In the scope of this project we will define a novel Visualization Mapping Language and implement a toolbox that aids researchers from other areas to integrate the ViMaL concepts into their systems. The toolbox will provide basic ViMaL document setup and parsing as well as components for each step in the visualization pipeline. We will make use of fuzzy logic in our components for the abstraction of data, for the visual concretization, and for the visualization mapping.
We believe that the formalization of the visualization pipeline that is achieved with the visualization mapping language will enable many researchers from other domains to benefit from existing visualization methods. Further, the introduction of domain and visualization semantics for the specification of visualization mappings enables meta-visualization approaches that provide insight into the visualization process itself. Laypersons will benefit from such meta-visualization systems that are able to illustrate the involved components.

Reciprocal Shading for Mixed Reality

The aim of this project is to simulate the mutual influence between real and virtual objects in mixed reality applications.

Detailed Surfaces for Interactive Rendering

In this project we study new representation and rendering methods for surface detail in real time.

TERAPOINTS - High Quality Visualization and Interaction with Gigantic Point Data Sets

Laser scanning is an important tool in cultural heritage for documenting the state of archaeological monuments. The data produced by laser scanning is ever increasing, with the latest generation of laser scanners generating a billion of points in one measurement pass. To colorize the laser scans, additional photographs are taken. Managing these huge amounts of data in terms of size is a challenge on its own, but also to ensure the quality of the resulting point-based models is of utmost importance for the further development of laser scanning as a standard technique in cultural heritage. We identified three topics that can drive forward the integration of laser scanning in the everyday work of archaeologists.

GAMEWORLD - Procedural Worlds for Games

The aim of the GAMEWORLD project is to procedurally generate cities, villages and other game environments mainly to be used in tomorrow's video games.

General Purpose Visibility

Visibility culling is a fundamental problem of computer graphics, and is of crucial importance for many applications, like game development or architectural design. For example, interactively rendering a model containing hundreds of millions of polygons like the Boeing 777 model shown on the cover page is only possible when invisible parts of the model are "culled" away. Solving the visibility problem has been an important research topic for many years, and countless methods have been proposed. Amazingly, most approaches still have more or less serious issues that prevent their widespread use. Preprocessed visibility solutions attempt to solve the problem in an offline step, but are often slow, lack robustness, and are hard to implement.
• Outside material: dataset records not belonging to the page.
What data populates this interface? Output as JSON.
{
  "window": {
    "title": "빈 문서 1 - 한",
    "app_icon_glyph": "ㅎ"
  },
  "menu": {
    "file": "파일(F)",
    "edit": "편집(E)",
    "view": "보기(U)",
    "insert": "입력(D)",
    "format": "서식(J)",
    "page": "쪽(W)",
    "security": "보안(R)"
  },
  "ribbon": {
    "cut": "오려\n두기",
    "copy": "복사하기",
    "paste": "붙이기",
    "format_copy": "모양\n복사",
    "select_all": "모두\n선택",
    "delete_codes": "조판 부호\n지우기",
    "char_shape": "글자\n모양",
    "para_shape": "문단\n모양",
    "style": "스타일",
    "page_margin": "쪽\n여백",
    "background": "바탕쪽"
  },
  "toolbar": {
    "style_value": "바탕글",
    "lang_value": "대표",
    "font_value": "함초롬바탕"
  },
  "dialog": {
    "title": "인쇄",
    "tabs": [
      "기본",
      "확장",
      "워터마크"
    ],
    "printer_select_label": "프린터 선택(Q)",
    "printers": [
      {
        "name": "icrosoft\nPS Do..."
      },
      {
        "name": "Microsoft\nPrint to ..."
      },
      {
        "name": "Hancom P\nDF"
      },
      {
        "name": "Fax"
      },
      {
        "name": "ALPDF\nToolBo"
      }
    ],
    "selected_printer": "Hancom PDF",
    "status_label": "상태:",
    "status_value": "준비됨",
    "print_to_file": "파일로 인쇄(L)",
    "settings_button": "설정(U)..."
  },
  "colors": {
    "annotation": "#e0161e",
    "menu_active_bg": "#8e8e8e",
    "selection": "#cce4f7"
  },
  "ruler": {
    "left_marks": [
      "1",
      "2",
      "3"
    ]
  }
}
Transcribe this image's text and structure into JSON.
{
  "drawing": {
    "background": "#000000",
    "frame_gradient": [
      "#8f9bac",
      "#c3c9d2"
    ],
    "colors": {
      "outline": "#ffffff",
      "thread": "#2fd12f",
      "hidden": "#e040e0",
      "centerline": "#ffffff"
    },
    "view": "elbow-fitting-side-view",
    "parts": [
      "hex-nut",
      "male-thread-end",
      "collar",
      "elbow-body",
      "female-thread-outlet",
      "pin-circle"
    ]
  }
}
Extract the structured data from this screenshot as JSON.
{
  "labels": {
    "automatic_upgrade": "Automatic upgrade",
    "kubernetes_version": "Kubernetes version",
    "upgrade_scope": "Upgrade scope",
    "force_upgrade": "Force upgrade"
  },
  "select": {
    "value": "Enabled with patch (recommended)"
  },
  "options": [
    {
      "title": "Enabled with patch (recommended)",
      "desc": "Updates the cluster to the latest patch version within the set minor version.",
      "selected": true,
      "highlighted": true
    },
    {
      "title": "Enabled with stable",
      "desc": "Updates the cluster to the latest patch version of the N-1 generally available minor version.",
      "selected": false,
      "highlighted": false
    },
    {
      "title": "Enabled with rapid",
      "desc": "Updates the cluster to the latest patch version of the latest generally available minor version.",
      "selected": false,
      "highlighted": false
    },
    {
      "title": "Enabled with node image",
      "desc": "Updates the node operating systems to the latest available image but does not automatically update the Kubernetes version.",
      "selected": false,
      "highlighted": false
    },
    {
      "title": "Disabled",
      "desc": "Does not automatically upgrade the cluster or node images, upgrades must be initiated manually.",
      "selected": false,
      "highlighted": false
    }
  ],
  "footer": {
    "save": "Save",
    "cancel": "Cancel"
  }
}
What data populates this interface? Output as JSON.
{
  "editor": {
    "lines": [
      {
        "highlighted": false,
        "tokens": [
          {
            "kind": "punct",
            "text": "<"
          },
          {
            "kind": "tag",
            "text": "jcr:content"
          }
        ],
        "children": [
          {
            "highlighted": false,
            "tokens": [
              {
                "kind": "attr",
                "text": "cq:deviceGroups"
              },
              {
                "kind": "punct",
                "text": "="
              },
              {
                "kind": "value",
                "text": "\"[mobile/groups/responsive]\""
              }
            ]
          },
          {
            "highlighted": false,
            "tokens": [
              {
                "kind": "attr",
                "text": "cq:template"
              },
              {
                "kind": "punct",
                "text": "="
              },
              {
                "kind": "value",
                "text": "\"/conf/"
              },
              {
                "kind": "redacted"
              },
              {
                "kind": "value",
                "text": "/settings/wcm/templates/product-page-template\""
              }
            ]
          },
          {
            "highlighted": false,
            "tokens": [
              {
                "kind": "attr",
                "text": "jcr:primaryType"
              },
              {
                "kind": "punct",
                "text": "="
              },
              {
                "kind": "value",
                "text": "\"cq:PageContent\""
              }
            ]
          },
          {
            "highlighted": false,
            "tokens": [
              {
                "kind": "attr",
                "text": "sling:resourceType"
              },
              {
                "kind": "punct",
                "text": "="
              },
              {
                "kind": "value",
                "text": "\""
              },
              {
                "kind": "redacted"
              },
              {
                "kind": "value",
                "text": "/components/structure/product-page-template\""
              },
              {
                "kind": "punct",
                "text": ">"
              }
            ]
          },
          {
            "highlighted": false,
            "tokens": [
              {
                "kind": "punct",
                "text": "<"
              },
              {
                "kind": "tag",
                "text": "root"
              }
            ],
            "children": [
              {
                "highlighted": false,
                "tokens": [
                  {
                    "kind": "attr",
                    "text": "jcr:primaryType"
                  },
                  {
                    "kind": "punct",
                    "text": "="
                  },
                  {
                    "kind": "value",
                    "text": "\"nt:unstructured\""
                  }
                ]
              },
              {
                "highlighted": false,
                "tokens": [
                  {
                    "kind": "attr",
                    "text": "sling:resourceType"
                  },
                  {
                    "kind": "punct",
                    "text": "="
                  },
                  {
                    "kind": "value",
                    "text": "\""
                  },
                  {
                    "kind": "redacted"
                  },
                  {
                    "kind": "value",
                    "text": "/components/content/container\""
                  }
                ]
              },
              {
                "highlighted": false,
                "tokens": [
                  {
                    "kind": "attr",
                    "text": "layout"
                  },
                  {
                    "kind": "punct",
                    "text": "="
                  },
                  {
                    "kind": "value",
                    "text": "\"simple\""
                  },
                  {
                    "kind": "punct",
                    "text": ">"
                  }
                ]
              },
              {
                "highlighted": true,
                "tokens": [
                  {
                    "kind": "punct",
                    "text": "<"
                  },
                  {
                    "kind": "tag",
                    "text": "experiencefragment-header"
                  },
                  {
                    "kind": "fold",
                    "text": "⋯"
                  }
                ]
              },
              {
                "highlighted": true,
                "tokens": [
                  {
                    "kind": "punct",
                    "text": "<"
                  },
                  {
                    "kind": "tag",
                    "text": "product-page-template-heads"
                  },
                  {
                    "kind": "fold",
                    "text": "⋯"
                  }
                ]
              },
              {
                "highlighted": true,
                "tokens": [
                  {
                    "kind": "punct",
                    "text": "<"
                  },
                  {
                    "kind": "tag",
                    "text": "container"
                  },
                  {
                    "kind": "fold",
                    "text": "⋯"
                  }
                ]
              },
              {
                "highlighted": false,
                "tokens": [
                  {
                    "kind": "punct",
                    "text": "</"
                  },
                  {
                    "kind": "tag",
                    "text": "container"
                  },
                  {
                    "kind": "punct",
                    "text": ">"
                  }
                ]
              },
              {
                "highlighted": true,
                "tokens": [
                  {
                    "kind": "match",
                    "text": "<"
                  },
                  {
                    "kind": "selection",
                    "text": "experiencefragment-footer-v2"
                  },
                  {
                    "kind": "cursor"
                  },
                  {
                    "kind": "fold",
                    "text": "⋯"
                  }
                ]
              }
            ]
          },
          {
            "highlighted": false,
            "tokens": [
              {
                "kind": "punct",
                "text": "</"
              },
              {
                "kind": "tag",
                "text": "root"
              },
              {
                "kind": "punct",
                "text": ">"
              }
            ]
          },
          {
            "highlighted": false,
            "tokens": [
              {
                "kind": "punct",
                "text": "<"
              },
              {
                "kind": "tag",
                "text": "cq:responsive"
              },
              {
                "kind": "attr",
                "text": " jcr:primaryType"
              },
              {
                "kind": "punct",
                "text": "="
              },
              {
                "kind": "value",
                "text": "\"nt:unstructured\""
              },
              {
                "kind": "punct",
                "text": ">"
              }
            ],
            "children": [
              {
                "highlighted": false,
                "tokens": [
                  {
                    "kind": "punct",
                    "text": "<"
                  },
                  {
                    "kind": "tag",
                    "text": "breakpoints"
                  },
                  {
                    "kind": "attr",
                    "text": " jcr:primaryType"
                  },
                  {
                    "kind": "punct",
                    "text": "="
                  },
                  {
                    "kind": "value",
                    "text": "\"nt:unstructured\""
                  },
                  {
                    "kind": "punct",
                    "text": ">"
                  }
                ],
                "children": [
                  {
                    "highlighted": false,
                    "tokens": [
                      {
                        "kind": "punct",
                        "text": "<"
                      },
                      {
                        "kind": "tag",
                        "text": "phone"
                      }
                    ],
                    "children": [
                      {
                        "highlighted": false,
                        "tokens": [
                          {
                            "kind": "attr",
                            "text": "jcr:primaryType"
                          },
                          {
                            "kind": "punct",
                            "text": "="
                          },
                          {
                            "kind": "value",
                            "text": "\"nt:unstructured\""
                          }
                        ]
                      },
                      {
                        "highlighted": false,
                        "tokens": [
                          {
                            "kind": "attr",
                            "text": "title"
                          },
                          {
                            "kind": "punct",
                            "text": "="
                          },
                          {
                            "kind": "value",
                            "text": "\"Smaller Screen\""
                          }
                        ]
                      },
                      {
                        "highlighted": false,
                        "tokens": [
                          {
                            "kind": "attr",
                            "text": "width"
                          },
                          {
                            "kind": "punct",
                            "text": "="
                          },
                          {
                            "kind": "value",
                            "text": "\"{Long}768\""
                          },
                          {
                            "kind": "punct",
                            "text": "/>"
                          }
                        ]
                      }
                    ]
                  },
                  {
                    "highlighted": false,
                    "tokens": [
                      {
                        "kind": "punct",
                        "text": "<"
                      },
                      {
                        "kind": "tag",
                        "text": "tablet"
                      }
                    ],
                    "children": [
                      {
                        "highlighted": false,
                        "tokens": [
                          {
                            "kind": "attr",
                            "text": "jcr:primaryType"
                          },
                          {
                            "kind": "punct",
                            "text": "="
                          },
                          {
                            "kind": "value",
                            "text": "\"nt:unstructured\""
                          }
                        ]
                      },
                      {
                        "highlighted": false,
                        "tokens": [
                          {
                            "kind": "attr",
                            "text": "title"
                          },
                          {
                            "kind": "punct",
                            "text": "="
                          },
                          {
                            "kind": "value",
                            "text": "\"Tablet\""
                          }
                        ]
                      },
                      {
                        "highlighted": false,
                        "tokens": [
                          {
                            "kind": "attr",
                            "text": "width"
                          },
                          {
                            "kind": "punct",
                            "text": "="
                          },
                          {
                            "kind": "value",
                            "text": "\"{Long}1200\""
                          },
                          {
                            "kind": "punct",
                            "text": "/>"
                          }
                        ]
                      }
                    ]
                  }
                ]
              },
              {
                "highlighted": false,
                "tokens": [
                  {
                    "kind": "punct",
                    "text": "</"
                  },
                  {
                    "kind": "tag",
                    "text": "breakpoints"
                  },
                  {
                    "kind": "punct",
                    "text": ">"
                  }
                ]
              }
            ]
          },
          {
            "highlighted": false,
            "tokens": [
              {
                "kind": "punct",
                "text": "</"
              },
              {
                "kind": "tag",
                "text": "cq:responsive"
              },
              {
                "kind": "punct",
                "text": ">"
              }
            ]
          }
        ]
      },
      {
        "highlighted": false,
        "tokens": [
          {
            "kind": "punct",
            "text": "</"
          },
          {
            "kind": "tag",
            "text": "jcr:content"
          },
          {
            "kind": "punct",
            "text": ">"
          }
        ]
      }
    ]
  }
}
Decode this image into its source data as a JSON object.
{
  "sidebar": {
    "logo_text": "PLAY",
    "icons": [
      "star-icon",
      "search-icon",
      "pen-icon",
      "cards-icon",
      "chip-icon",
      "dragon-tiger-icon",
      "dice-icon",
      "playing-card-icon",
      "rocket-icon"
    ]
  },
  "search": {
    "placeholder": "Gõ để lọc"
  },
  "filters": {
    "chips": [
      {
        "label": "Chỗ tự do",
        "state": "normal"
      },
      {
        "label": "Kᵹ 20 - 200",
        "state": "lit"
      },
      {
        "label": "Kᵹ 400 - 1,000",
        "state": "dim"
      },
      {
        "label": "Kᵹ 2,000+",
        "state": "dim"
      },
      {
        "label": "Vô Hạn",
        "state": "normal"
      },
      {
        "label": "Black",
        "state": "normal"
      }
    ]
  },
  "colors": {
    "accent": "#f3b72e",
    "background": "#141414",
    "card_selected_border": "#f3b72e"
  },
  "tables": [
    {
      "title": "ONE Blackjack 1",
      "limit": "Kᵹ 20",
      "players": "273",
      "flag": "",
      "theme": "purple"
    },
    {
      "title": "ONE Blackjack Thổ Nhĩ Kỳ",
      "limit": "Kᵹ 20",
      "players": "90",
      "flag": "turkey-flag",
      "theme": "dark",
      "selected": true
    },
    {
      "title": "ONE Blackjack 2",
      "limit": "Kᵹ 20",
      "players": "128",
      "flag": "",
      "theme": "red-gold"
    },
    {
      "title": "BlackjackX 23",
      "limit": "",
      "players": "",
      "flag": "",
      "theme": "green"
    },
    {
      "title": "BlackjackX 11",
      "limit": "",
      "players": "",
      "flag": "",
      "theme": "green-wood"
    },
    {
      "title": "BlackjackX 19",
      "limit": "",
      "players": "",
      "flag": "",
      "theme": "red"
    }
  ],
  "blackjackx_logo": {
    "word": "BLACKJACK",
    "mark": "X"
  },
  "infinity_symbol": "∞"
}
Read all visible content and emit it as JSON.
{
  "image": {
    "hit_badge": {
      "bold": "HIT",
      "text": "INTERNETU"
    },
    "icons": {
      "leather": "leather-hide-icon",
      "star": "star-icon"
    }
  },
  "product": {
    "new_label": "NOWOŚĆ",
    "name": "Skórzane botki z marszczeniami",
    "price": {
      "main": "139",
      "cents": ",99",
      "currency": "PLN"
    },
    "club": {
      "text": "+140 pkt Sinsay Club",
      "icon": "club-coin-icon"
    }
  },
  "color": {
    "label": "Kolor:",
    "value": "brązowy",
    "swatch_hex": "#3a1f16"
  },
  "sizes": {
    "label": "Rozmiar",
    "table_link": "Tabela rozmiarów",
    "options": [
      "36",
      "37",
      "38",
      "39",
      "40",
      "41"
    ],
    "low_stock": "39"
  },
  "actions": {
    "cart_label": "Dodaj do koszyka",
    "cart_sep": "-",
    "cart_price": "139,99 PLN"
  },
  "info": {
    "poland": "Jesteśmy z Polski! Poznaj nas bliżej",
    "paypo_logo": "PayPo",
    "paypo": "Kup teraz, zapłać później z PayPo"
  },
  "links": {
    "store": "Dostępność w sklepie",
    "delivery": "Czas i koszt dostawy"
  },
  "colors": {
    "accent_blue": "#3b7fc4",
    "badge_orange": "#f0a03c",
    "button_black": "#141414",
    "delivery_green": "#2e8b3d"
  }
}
Online culling algorithms have a lot of potential since they can be used on arbitrary scenes, but they induce an overhead during rendering which is unacceptable for applications that strive for optimal performance. We believe that basic research problems remain unsolved until this day for preprocessed visibility as well as for online culling, and the goal of this project is to tackle and solve the majority of these problems. In order to do this, we have to gain more insight into the complex properties of visibility, which are still not entirely understood. Our proposed methods have applications in various fields, like game development, architectural design, urban visualization, or massive model visualization.


Cross-Modal

The CROSSMOD (Cross-Modal Perceptual Interaction and Rendering) project studies the effects that the visual and audio channels have on each other and exploits these releations to improve rendering speed

TreeLumination

The aim of the project Treelumination is to enhance the realism and visual quality of applications that need to display trees and tree-like plants in a real-time setting.